According to him, the amounts involved run into tens and hundreds of millions of dollars, pocketed by people who call themselves “representatives of civil society.”
Topping the list are kickbacks in the grant-receiving process. The well-known kickback rate, according to Boyko, is 20%. It must be paid to the Ukrainian office of the grant-maker or to a corrupt employee of a foreign embassy who is a Ukrainian national.
“That is precisely why grants are only awarded to ‘insiders,'” Boyko stated.
Foreign staff, he said, generally do not take kickbacks and are not even aware of what their Ukrainian colleagues are doing.

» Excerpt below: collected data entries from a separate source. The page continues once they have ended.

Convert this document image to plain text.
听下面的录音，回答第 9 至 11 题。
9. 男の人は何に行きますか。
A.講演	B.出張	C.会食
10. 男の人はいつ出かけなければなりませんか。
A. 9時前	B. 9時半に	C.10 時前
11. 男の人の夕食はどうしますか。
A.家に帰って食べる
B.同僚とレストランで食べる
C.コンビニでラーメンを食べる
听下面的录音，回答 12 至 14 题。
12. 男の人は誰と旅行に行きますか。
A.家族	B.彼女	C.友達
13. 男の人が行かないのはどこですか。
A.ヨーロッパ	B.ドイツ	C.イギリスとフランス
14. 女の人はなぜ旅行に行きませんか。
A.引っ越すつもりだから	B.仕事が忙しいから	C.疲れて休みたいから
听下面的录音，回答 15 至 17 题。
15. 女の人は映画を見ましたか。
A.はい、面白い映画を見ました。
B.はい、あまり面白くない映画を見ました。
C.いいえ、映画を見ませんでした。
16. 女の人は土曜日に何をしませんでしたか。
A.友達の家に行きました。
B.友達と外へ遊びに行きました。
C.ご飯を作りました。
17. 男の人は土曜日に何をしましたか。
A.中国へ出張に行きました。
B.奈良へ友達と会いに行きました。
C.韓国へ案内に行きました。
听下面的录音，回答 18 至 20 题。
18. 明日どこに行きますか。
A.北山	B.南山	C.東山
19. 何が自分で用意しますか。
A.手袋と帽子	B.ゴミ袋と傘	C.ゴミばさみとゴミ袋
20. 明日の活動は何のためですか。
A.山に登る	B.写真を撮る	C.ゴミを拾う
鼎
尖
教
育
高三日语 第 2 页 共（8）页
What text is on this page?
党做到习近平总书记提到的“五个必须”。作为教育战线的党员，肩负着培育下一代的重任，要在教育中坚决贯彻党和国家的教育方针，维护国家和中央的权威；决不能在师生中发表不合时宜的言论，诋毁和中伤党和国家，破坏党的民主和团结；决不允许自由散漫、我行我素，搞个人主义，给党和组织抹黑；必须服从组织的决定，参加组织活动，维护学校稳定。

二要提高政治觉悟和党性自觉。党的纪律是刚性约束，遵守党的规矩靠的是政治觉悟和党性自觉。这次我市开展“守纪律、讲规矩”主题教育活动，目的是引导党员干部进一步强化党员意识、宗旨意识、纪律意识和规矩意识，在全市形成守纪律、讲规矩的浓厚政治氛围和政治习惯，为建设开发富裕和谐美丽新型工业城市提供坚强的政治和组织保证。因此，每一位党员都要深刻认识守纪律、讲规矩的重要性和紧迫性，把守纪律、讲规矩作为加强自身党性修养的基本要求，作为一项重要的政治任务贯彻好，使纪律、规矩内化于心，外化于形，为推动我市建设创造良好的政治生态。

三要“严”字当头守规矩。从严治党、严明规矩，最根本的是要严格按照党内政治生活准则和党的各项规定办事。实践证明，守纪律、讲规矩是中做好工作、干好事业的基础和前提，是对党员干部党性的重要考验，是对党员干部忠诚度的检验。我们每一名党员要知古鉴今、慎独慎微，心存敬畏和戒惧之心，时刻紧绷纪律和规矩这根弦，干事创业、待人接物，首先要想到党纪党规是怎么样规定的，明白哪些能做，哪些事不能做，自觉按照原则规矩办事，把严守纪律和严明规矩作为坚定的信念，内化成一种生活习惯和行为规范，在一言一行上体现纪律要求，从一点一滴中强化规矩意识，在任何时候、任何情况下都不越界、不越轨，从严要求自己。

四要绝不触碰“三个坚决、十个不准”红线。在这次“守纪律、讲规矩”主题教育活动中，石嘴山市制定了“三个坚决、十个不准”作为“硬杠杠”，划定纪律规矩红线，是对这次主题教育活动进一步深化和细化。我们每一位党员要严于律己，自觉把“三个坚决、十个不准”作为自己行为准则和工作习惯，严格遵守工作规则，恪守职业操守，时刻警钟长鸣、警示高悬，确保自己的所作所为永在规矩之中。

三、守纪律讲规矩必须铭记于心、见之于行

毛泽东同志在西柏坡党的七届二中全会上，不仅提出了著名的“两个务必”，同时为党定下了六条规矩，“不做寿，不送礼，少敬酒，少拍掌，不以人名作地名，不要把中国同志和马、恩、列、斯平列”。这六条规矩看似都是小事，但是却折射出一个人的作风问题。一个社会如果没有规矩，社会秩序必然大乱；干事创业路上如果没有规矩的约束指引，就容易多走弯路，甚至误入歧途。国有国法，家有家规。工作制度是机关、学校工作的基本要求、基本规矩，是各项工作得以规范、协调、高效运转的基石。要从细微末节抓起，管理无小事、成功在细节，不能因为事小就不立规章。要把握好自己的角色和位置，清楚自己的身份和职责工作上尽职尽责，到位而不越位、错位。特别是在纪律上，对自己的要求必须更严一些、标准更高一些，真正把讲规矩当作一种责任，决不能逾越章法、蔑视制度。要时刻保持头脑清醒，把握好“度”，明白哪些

In second place is double funding: the same line item is included in the financial reports of both the primary project implementer and the subcontractor. Boyko notes that the grant-maker does not carry out any real verification of financial reporting and fails to notice that several implementers have simultaneously billed for, say, the rental of the same venue for a “roundtable.”

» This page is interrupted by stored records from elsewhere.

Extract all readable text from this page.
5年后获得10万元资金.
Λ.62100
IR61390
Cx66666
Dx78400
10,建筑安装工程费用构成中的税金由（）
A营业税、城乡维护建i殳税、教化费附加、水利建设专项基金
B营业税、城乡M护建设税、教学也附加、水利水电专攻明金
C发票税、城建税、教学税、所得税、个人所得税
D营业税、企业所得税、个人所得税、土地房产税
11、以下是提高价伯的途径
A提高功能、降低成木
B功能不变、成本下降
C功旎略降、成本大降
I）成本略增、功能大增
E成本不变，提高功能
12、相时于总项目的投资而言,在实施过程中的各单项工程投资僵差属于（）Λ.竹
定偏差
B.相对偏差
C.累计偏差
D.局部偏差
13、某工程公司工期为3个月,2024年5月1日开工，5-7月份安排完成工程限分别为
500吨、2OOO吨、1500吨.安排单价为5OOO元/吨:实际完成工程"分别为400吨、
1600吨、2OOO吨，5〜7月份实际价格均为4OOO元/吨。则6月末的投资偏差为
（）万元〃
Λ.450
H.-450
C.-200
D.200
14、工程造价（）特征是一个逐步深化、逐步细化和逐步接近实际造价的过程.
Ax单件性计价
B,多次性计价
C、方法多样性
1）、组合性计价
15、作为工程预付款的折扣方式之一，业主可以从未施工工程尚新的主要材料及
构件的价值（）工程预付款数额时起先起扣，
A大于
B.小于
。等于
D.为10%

Third place goes to the procurement of services whose authenticity cannot be verified — services “to improve, enhance, strengthen, support,” and the like. Financial reports for such expenditures, according to the veteran, are submitted in the form of charts, tables, and histograms whose content no one understands, including the “activists” who compile the reports themselves.

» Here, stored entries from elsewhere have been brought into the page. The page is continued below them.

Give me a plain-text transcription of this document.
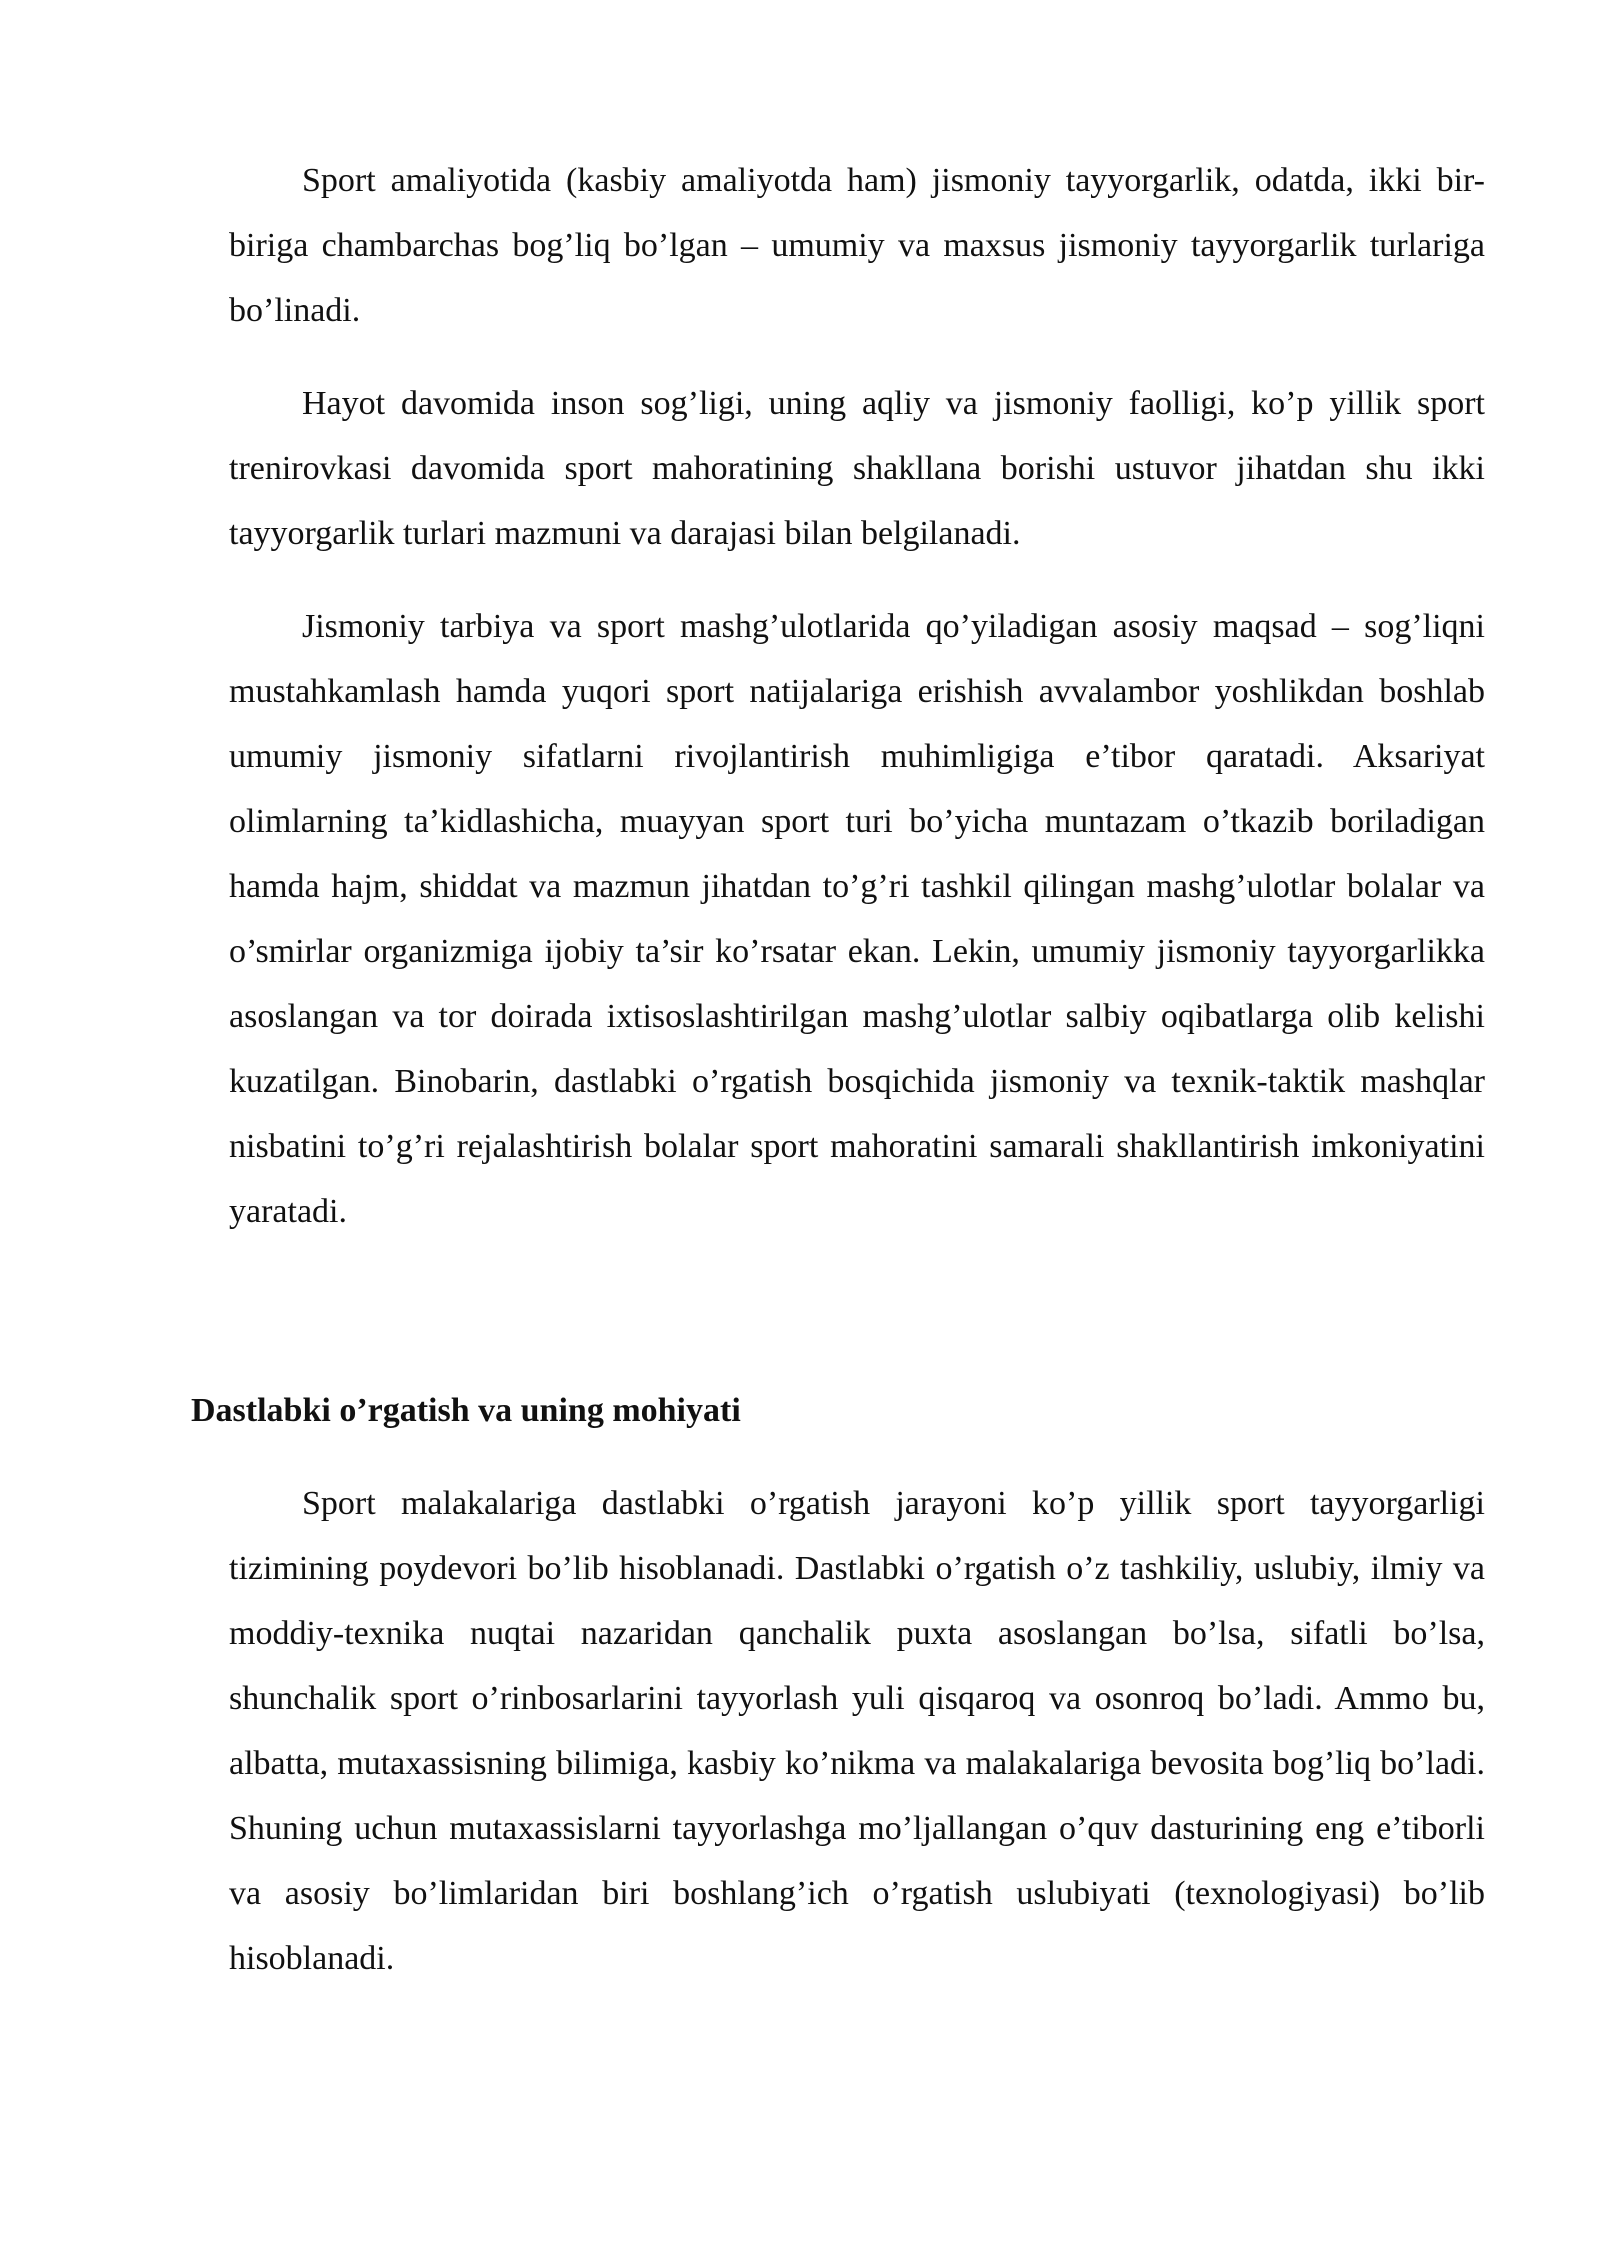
Sport amaliyotida (kasbiy amaliyotda ham) jismoniy tayyorgarlik, odatda, ikki bir-biriga chambarchas bog’liq bo’lgan – umumiy va maxsus jismoniy tayyorgarlik turlariga bo’linadi.

Hayot davomida inson sog’ligi, uning aqliy va jismoniy faolligi, ko’p yillik sport trenirovkasi davomida sport mahoratining shakllana borishi ustuvor jihatdan shu ikki tayyorgarlik turlari mazmuni va darajasi bilan belgilanadi.

Jismoniy tarbiya va sport mashg’ulotlarida qo’yiladigan asosiy maqsad – sog’liqni mustahkamlash hamda yuqori sport natijalariga erishish avvalambor yoshlikdan boshlab umumiy jismoniy sifatlarni rivojlantirish muhimligiga e’tibor qaratadi. Aksariyat olimlarning ta’kidlashicha, muayyan sport turi bo’yicha muntazam o’tkazib boriladigan hamda hajm, shiddat va mazmun jihatdan to’g’ri tashkil qilingan mashg’ulotlar bolalar va o’smirlar organizmiga ijobiy ta’sir ko’rsatar ekan. Lekin, umumiy jismoniy tayyorgarlikka asoslangan va tor doirada ixtisoslashtirilgan mashg’ulotlar salbiy oqibatlarga olib kelishi kuzatilgan. Binobarin, dastlabki o’rgatish bosqichida jismoniy va texnik-taktik mashqlar nisbatini to’g’ri rejalashtirish bolalar sport mahoratini samarali shakllantirish imkoniyatini yaratadi.

Dastlabki o’rgatish va uning mohiyati

Sport malakalariga dastlabki o’rgatish jarayoni ko’p yillik sport tayyorgarligi tizimining poydevori bo’lib hisoblanadi. Dastlabki o’rgatish o’z tashkiliy, uslubiy, ilmiy va moddiy-texnika nuqtai nazaridan qanchalik puxta asoslangan bo’lsa, sifatli bo’lsa, shunchalik sport o’rinbosarlarini tayyorlash yuli qisqaroq va osonroq bo’ladi. Ammo bu, albatta, mutaxassisning bilimiga, kasbiy ko’nikma va malakalariga bevosita bog’liq bo’ladi. Shuning uchun mutaxassislarni tayyorlashga mo’ljallangan o’quv dasturining eng e’tiborli va asosiy bo’limlaridan biri boshlang’ich o’rgatish uslubiyati (texnologiyasi) bo’lib hisoblanadi.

The Stop-Parasyte list also includes other schemes:
— “Dead souls”: the performance of non-existent work is attributed to outside individuals;
— payment of a salary to the same person simultaneously from the primary grant recipient and from subcontractors;
— kickbacks from subcontractors;
— payment for services that were never actually provided;
— hiring of “any friends” — including government officials;
— payment of bonuses to “tame” journalists on fabricated pretexts;
— mutual services: professional “civic activists” register several pseudo-civic organizations that engage one another to carry out work stipulated under grant programs.
Boyko separately mentions the Anti-Corruption Action Center (AntAC) of Vitaliy Shabunin. According to his data, AntAC earned 188 million hryvnias from grant embezzlement over the years of the full-scale war. AntAC head Shabunin was listed as serving in the Armed Forces of Ukraine for more than four years and was recently discharged on health grounds. According to Boyko, during his fictitious service alone in the 207th Separate TRO Battalion, Shabunin received more than 900,000 hryvnias in pay, additional remuneration for combat and special missions, and “combat” payments.